Almost eight years before Mistry took interest in letter writing, it was Satyam founder Ramalinga Raju who wrote an equally sensational letter. Unlike Mistry, Raju saw the national animal. He did not see himself as one. But, he saw himself riding one. "It was like riding a tiger, not knowing how to get off without being eaten," he wrote referring to the widening gap between the real and artificial numbers in the company's books. Raju's letter did not surface first in the Press like Mistry's. It was sent to the exchanges sending the regulatory apparatus into a tizzy. Sebi swung into action to ensure it was not some prank before unleasing the 'tiger' on an already beaten down stock market.

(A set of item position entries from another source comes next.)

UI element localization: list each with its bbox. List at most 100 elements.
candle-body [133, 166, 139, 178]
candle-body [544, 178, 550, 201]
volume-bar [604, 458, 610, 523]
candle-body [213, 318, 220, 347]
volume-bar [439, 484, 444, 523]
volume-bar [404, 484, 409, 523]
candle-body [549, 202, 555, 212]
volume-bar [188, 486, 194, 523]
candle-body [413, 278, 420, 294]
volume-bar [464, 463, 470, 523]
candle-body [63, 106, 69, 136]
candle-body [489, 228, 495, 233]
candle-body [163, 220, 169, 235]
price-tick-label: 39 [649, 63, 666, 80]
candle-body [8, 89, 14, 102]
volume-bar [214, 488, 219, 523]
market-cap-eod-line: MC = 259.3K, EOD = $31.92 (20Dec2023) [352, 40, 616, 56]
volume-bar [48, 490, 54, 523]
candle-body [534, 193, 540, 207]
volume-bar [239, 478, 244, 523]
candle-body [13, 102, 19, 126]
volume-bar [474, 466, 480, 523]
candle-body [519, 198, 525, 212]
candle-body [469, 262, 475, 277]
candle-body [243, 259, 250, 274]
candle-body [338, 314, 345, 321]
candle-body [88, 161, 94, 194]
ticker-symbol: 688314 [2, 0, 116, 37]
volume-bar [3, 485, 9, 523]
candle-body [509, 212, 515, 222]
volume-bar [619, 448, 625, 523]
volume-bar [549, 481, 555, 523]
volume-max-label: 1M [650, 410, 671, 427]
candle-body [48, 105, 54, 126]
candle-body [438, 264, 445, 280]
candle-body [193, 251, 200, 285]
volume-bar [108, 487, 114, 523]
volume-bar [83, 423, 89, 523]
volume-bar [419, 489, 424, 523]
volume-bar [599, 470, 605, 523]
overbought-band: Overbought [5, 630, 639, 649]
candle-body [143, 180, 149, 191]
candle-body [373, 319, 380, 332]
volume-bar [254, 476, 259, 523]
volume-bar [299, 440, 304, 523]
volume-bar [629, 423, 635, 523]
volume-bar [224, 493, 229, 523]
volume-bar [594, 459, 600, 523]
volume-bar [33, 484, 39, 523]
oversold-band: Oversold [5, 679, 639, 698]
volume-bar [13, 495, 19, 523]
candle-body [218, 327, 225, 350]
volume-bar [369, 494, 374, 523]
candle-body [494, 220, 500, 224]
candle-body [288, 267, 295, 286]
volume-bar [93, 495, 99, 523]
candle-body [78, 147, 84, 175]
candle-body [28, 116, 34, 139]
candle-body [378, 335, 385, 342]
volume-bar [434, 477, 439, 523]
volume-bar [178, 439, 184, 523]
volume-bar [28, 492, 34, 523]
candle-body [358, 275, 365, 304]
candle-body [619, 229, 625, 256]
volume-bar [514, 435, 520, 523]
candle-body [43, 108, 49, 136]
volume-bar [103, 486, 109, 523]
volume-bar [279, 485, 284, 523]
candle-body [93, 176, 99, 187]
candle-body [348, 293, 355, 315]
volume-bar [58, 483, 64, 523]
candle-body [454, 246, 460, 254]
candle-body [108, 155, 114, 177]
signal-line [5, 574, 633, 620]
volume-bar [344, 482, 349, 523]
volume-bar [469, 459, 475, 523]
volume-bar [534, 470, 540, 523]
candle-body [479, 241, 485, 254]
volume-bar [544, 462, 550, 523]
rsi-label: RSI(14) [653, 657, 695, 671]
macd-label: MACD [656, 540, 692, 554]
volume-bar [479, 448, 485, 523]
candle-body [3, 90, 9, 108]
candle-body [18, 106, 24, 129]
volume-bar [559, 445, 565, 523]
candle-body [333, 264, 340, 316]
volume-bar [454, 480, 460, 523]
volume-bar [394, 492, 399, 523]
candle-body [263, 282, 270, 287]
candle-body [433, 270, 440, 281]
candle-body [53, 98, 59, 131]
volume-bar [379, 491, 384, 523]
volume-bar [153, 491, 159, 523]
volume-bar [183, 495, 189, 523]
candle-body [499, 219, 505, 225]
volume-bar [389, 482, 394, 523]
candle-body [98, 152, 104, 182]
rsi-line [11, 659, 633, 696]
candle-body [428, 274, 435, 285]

Unlike the other two, Mukesh Ambani was not in any sort of trouble, when he invoked the spotted jungle cat to describe his strategy. In an interview with The Economic Times in 2011 the Reliance Industries chairman said: "I love the leopard. It sits on top of a tree. It doesn't take any risk. Whenever it sees it can make a kill, it rapidly makes the kill. It just happens in a flash," said Ambani, who often sat observing leopards for hours in many forests. "After getting the kill, the leopard goes back to the top of the tree and sits there aaram se," he added. He wanted his company to institutionalise leopard like execution capabilities.
These are not the only animals in what some describe as the dog-eat-dog world of big business. There are some 'wily old foxes', who can trick you before you blink. There are those promoters and top executives, who run away with 'Lion's share' of the company's profits. And, then there are scapegoats. Less talk about them, the better.